La democracia necesita de elecciones de manera periódica. Las elecciones necesitan partidos políticos para su desarrollo. Los partidos necesitan hacer campañas para competir y alcanzar el poder. Las campañas necesitan dinero para ser costeadas. Pero el dinero ha pasado de ser un eslabón de esta cadena, para convertirse en un problema, puesto que determina mucho el curso mismo de la política.
El tema es que desde hace un buen tiempo los partidos ya no pueden proveerse de sus propios recursos. El progresivo debilitamiento de las organizaciones políticas, la sangría de sus militancias y la pérdida de fidelidad partidaria están acompañados por un drástico crecimiento de los costos de las campañas electorales, sobre todo, en lo que corresponde a la televisión y a la profesionalización de las mismas. La aceptable desigualdad que se presentaba por la capacidad organizativa y movilizadora de los partidos políticos se trasladó a la inaceptable desigualdad de quienes podían conseguir recursos económicos.
Ante esta realidad, los países desarrollaron marcos regulatorios sobre el financiamiento de los partidos, el acceso a los medios de comunicación, así como un conjunto de normas con prohibiciones, topes, faltas, sanciones y la incorporación de los organismos electorales en la competencia de control sobre los fondos tanto públicos como privados.

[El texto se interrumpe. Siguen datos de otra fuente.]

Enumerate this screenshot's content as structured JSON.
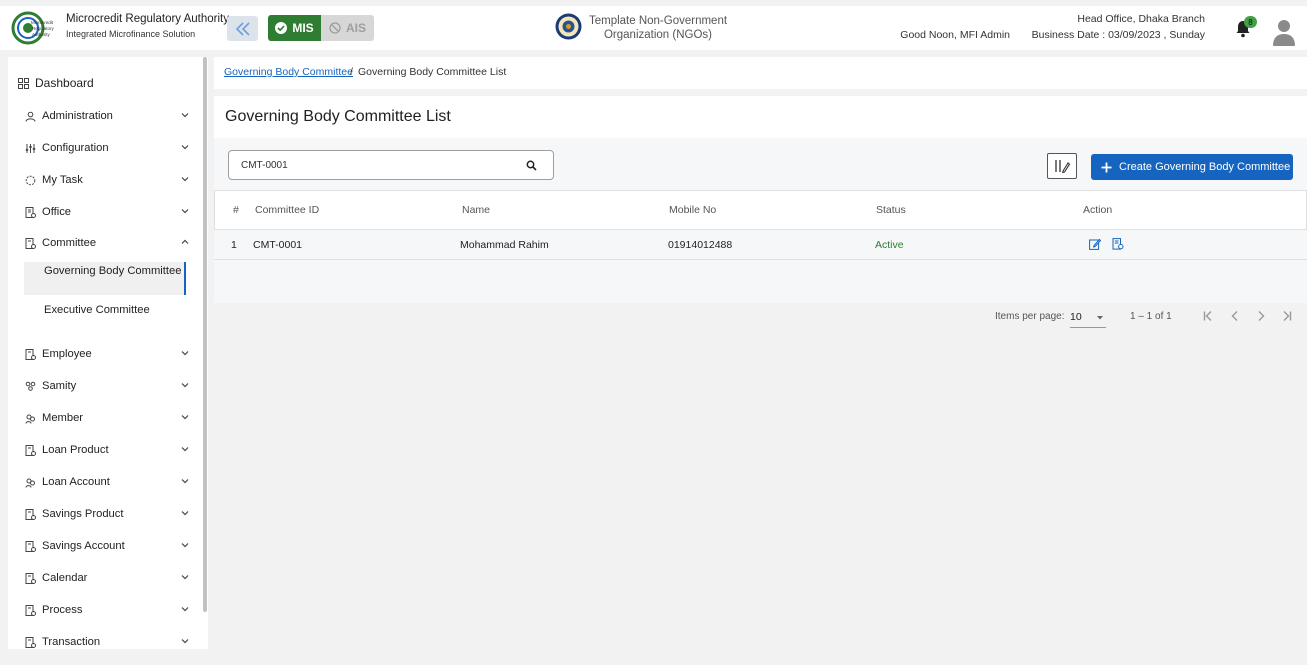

En América Latina, sin embargo, pese a todas las regulaciones ninguno de los diversos modelos ha logrado controlar el flujo de dinero hacia los partidos, incluyendo el de origen ilícito. Las medidas de transparencia, control y sanciones no han sido suficientes, si bien algunos diseños regulatorios han sido más efectivos que otros.
Pero quienes consideran que el problema se resuelve solo con medidas de transparencia y sanción a los partidos, escamotean y no quieren responder la pregunta de fondo. Si los partidos necesitan dinero, de dónde lo van a obtener. Es decir, si no se advierte la realidad concreta de estas organizaciones, la regulación será formal y la vida partidaria informal.

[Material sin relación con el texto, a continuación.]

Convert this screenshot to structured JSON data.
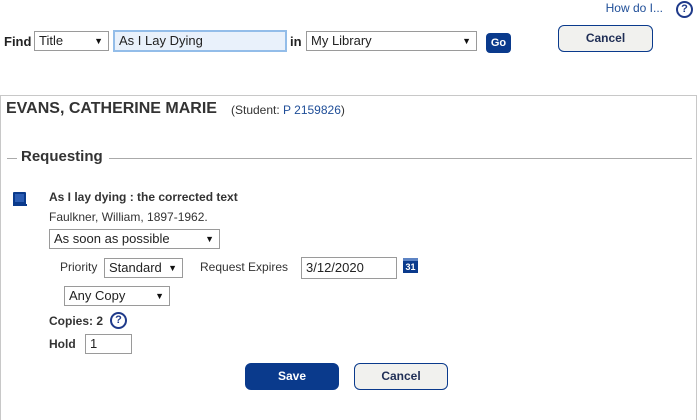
{
  "header": {
    "how_do_i": "How do I...",
    "help_icon_glyph": "?"
  },
  "search": {
    "find_label": "Find",
    "field_selected": "Title",
    "query_value": "As I Lay Dying",
    "in_label": "in",
    "library_selected": "My Library",
    "go_label": "Go",
    "cancel_label": "Cancel"
  },
  "patron": {
    "name": "EVANS, CATHERINE MARIE",
    "student_prefix": "(Student: ",
    "student_id": "P 2159826",
    "student_suffix": ")"
  },
  "request": {
    "section_title": "Requesting",
    "item_icon": "book-icon",
    "title": "As I lay dying : the corrected text",
    "author": "Faulkner, William, 1897-1962.",
    "timing_selected": "As soon as possible",
    "priority_label": "Priority",
    "priority_selected": "Standard",
    "expires_label": "Request Expires",
    "expires_value": "3/12/2020",
    "calendar_glyph": "31",
    "copy_selected": "Any Copy",
    "copies_label": "Copies: 2",
    "hold_label": "Hold",
    "hold_value": "1",
    "save_label": "Save",
    "cancel_label": "Cancel"
  },
  "colors": {
    "accent_blue": "#0a3a8c",
    "link_blue": "#1f4e98",
    "input_focus": "#e9f1fb"
  }
}
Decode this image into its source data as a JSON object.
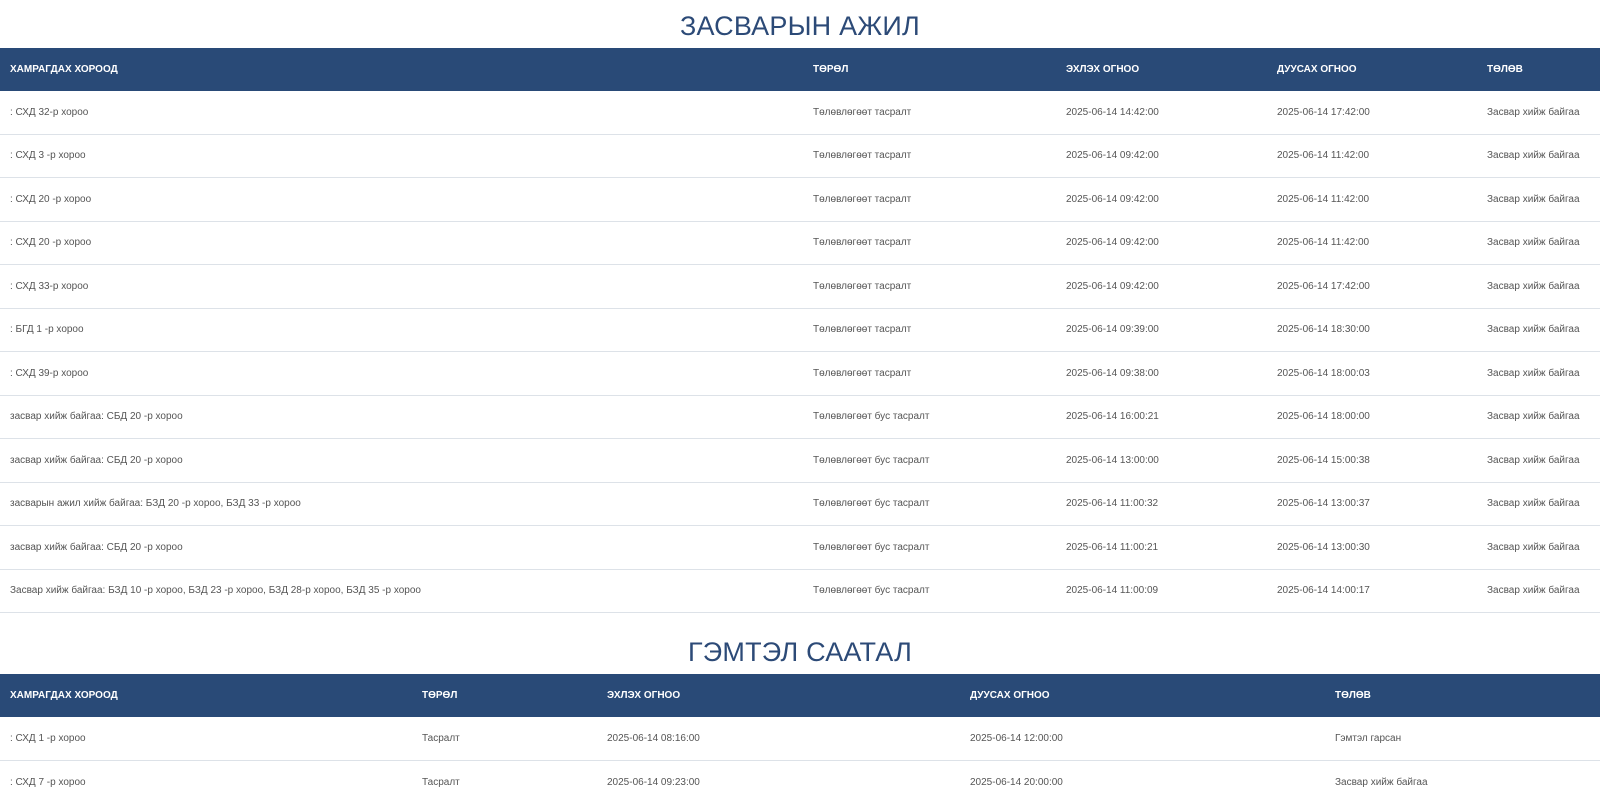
{
  "repair": {
    "title": "ЗАСВАРЫН АЖИЛ",
    "headers": [
      "ХАМРАГДАХ ХОРООД",
      "ТӨРӨЛ",
      "ЭХЛЭХ ОГНОО",
      "ДУУСАХ ОГНОО",
      "ТӨЛӨВ"
    ],
    "rows": [
      [
        ": СХД 32-р хороо",
        "Төлөвлөгөөт тасралт",
        "2025-06-14 14:42:00",
        "2025-06-14 17:42:00",
        "Засвар хийж байгаа"
      ],
      [
        ": СХД 3 -р хороо",
        "Төлөвлөгөөт тасралт",
        "2025-06-14 09:42:00",
        "2025-06-14 11:42:00",
        "Засвар хийж байгаа"
      ],
      [
        ": СХД 20 -р хороо",
        "Төлөвлөгөөт тасралт",
        "2025-06-14 09:42:00",
        "2025-06-14 11:42:00",
        "Засвар хийж байгаа"
      ],
      [
        ": СХД 20 -р хороо",
        "Төлөвлөгөөт тасралт",
        "2025-06-14 09:42:00",
        "2025-06-14 11:42:00",
        "Засвар хийж байгаа"
      ],
      [
        ": СХД 33-р хороо",
        "Төлөвлөгөөт тасралт",
        "2025-06-14 09:42:00",
        "2025-06-14 17:42:00",
        "Засвар хийж байгаа"
      ],
      [
        ": БГД 1 -р хороо",
        "Төлөвлөгөөт тасралт",
        "2025-06-14 09:39:00",
        "2025-06-14 18:30:00",
        "Засвар хийж байгаа"
      ],
      [
        ": СХД 39-р хороо",
        "Төлөвлөгөөт тасралт",
        "2025-06-14 09:38:00",
        "2025-06-14 18:00:03",
        "Засвар хийж байгаа"
      ],
      [
        "засвар хийж байгаа: СБД 20 -р хороо",
        "Төлөвлөгөөт бус тасралт",
        "2025-06-14 16:00:21",
        "2025-06-14 18:00:00",
        "Засвар хийж байгаа"
      ],
      [
        "засвар хийж байгаа: СБД 20 -р хороо",
        "Төлөвлөгөөт бус тасралт",
        "2025-06-14 13:00:00",
        "2025-06-14 15:00:38",
        "Засвар хийж байгаа"
      ],
      [
        "засварын ажил хийж байгаа: БЗД 20 -р хороо, БЗД 33 -р хороо",
        "Төлөвлөгөөт бус тасралт",
        "2025-06-14 11:00:32",
        "2025-06-14 13:00:37",
        "Засвар хийж байгаа"
      ],
      [
        "засвар хийж байгаа: СБД 20 -р хороо",
        "Төлөвлөгөөт бус тасралт",
        "2025-06-14 11:00:21",
        "2025-06-14 13:00:30",
        "Засвар хийж байгаа"
      ],
      [
        "Засвар хийж байгаа: БЗД 10 -р хороо, БЗД 23 -р хороо, БЗД 28-р хороо, БЗД 35 -р хороо",
        "Төлөвлөгөөт бус тасралт",
        "2025-06-14 11:00:09",
        "2025-06-14 14:00:17",
        "Засвар хийж байгаа"
      ]
    ]
  },
  "failure": {
    "title": "ГЭМТЭЛ СААТАЛ",
    "headers": [
      "ХАМРАГДАХ ХОРООД",
      "ТӨРӨЛ",
      "ЭХЛЭХ ОГНОО",
      "ДУУСАХ ОГНОО",
      "ТӨЛӨВ"
    ],
    "rows": [
      [
        ": СХД 1 -р хороо",
        "Тасралт",
        "2025-06-14 08:16:00",
        "2025-06-14 12:00:00",
        "Гэмтэл гарсан"
      ],
      [
        ": СХД 7 -р хороо",
        "Тасралт",
        "2025-06-14 09:23:00",
        "2025-06-14 20:00:00",
        "Засвар хийж байгаа"
      ]
    ]
  },
  "colors": {
    "header_bg": "#294a77",
    "title": "#2c4a77",
    "row_text": "#555555",
    "row_divider": "#dde2e8"
  }
}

Es decir, cómo regular en un contexto de fragilidad institucional, con partidos débiles que son incapaces de controlar el dinero debido a su bajo grado de institucionalización. Con mayor razón en un sistema electoral con voto preferencial.
Es necesario reconocer que el desprestigio de la política aleja a muchas personas honestas que pueden ser representantes y atrae a otros que serían potenciales corruptas o dispuestas a depender de quienes ostentan dinero. Los partidos difícilmente pueden proponer incentivos inmateriales, por lo que los recursos de sus miembros son escasos. El miembro de un partido, salvo que tenga cargo de representación, no aporta a su partido, a no ser que tenga una expectativa a futuro, como una candidatura. Incluso, la propia noción de militancia, base de la organización política, está en cuestión o su actividad es baja, salvo para campañas electorales.
Si los partidos gastan cada vez más en campañas electorales y no pueden proveerse de sus propios recursos, harán todo lo posible por conseguir ese dinero. Si la regulación normativa es rígida y no atiende la realidad, los partidos y candidatos verán cómo hacen para cumplir los formalismos y violar la ley.
En esto no repara el dictamen de la Comisión de Constitución del Congreso. Con financiamiento público que no se puede usar en campaña y el no incremento de la franja electoral, la única puerta abierta que seguirán usando los partidos es la del financiamiento privado que, en el contexto antes señalado, no hay manera de controlarlo.
La regulación es necesaria, pero no se puede desarrollar sin tomar en cuenta la realidad. Hay que darle recursos a los partidos, con rígidos controles o indefectiblemente seguirán siendo vulnerables a las corporaciones o al dinero mal habido (La República, 25 de octubre del 2015).